“They can’t all be gems.” - Dan John
We've all been there at some point in our athletic careers; you walk up to the barbell, or the pitching mound, or the free throw line and for some reason, today, it's just not clicking. And you try to tell yourself, 'Hey! Everyone has an off day. Every day isn't going to be a PR day.' But saying that doesn't make it any less frustrating or disappointing.
Even worse, sometimes that bad day carries over into the next day, and before you know it, you're having a bad week. At this point, you're hating life but you don't know how to break this bad day cycle. So what do you?
This blog post was inspired by my own personal experience in the gym this week; I wouldn’t say that I’m having a 'bad' week but I am definitely having an off week. I’ve been working under a competitor’s load for almost three years now, so having a bad week isn’t a foreign thing to me and I can generally handle it pretty well without drowning myself in ice cream out of pity. (And I say generally because sometimes, that pint of Ben and Jerry's comes out!)
But I still wanted to read up on some tips on how to handle this situation, just incase my off week decides to follow me into next Monday’s training. This is what I found….
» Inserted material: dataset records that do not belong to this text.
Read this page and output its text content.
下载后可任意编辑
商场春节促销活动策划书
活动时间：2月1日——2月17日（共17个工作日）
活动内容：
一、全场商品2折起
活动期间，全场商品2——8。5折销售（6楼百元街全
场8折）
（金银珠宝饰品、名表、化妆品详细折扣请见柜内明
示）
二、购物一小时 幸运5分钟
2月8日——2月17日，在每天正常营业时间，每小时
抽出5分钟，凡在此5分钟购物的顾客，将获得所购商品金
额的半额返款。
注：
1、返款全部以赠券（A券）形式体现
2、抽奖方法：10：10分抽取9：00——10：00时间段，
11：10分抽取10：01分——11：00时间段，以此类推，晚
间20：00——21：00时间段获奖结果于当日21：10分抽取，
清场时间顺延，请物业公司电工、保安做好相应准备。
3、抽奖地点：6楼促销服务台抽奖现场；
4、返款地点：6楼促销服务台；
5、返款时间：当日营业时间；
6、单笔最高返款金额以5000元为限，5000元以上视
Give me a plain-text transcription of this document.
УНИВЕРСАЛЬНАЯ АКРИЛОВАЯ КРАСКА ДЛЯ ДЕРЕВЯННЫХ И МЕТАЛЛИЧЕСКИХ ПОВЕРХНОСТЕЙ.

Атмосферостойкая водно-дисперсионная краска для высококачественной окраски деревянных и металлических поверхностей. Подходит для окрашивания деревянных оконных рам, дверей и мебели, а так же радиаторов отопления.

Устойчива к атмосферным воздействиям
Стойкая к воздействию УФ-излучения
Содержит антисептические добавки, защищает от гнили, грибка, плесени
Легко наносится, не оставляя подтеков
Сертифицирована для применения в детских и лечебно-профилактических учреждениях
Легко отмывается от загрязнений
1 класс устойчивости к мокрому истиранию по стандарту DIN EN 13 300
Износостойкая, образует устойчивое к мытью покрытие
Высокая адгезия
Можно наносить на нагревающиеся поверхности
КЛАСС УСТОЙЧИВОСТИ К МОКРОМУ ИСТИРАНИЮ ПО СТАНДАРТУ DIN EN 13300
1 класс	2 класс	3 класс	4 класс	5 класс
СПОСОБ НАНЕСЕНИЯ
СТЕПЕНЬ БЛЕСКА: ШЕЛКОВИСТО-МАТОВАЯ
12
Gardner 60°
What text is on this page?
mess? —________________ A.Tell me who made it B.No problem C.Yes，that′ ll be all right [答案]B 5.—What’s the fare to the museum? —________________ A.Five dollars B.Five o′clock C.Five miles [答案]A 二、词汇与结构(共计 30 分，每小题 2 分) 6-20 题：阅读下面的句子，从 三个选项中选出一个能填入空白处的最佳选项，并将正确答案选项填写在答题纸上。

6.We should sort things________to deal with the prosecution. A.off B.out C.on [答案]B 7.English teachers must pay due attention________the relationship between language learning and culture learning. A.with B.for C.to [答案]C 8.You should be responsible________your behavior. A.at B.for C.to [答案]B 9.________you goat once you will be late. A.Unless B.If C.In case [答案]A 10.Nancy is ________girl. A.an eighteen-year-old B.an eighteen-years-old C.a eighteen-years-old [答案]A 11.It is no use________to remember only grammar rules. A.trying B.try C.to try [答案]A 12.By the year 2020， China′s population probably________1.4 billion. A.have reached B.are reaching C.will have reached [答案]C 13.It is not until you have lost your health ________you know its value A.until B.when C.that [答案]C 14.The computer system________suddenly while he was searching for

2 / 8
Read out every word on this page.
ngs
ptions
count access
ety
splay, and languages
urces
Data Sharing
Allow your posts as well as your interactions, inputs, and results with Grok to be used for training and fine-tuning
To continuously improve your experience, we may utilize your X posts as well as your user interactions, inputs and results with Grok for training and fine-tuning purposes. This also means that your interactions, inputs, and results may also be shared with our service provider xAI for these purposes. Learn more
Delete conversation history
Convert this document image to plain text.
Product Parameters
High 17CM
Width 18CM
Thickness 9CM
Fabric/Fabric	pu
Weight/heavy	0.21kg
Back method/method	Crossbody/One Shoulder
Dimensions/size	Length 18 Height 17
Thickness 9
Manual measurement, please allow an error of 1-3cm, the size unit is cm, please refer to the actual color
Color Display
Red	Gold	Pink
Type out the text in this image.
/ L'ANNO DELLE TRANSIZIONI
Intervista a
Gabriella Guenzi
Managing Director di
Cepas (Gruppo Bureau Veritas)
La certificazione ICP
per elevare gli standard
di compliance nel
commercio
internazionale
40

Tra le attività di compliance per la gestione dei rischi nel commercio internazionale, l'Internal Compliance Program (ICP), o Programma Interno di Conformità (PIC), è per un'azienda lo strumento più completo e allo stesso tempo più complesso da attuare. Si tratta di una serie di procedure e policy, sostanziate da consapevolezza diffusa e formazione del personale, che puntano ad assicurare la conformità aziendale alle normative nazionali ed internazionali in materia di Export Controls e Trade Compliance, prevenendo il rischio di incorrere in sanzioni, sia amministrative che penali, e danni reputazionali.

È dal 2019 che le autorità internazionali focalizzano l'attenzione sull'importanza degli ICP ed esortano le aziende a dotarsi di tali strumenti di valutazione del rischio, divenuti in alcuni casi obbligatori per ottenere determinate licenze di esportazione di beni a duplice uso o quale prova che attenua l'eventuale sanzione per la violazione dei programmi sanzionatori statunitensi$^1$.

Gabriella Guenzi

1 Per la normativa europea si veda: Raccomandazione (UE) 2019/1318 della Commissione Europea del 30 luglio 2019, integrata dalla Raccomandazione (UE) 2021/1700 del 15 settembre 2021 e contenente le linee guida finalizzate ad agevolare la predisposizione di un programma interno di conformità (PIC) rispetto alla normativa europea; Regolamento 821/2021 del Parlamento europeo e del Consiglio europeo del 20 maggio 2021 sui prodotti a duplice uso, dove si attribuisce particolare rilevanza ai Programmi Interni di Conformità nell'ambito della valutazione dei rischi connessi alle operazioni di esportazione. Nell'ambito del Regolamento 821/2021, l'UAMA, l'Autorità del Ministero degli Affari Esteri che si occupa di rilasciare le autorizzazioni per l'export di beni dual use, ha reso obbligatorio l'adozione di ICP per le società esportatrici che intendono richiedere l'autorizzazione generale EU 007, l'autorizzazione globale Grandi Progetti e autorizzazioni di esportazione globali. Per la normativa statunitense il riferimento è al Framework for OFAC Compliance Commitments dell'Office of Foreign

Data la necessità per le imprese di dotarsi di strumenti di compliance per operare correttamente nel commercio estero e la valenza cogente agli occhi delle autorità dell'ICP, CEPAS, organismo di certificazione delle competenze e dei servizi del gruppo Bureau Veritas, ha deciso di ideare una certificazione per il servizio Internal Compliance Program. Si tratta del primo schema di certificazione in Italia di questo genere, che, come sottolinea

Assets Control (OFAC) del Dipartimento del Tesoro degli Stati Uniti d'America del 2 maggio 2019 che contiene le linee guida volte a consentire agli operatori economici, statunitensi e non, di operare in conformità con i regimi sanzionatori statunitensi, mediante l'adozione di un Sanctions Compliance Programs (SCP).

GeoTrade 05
All The Heavy Lifting came up with five tips for dealing with a bad day at the gym, and I love that they started their list out with a tip from Dan John (because I’m a big fan of his).
Dan John’s Rule of Five states that in a group of five workouts, he tends to have one great workout, one completely awful workout and then three other workouts that are like “punch the clock” type workouts, where he’s just doing work. Looking back through my weekly training log, I can totally see what Dan John is saying. In fact, in a recent week, I started the week with a workout that made me feel damn near invincible - and then the next day, I was completely humbled in the opposite direction.
ATHL’s five tips are:
- Don’t Over Analyze, because a bad training session can be caused by virtually anything.
- Derive Satisfaction From Putting in the Work, because even if every rep is a grinder, you’ve still trumped over temporary adversity and stayed on track towards your goals.
- Don’t Allow One Bad Day to Cause Another, because carrying over your bad mood can be a vicious cycle.
- If Bad Days Become Chronic, Reevaluate.
- Remember the Big Picture, stay focused on your goals and take satisfaction in striving to better yourself.
CrossFit Games Athlete Josh Bridges also offered up a few ideas on how to break out of your bad day cycle without having to smother yourself in chocolate or booze.
- Do What You Do Best by doing something that you know for sure that you do pretty well.
- Change Your Mindset by realizing the gym is your fun, happy place and sometimes you just need to remind yourself that training is supposed to be fun.
- Stop Feeling Sorry for Yourself and know that if you walk into a workout saying it’s going to suck - then it probably will.
- Circle Back once you break this cycle and tackle those workouts that were causing you such grief to begin with.
(You can read more in-depth tips from Bridges on this matter here: Having Bad Days in the Gym? Break The Cycle!)
What tips do you use when you're having a bad day in the gym?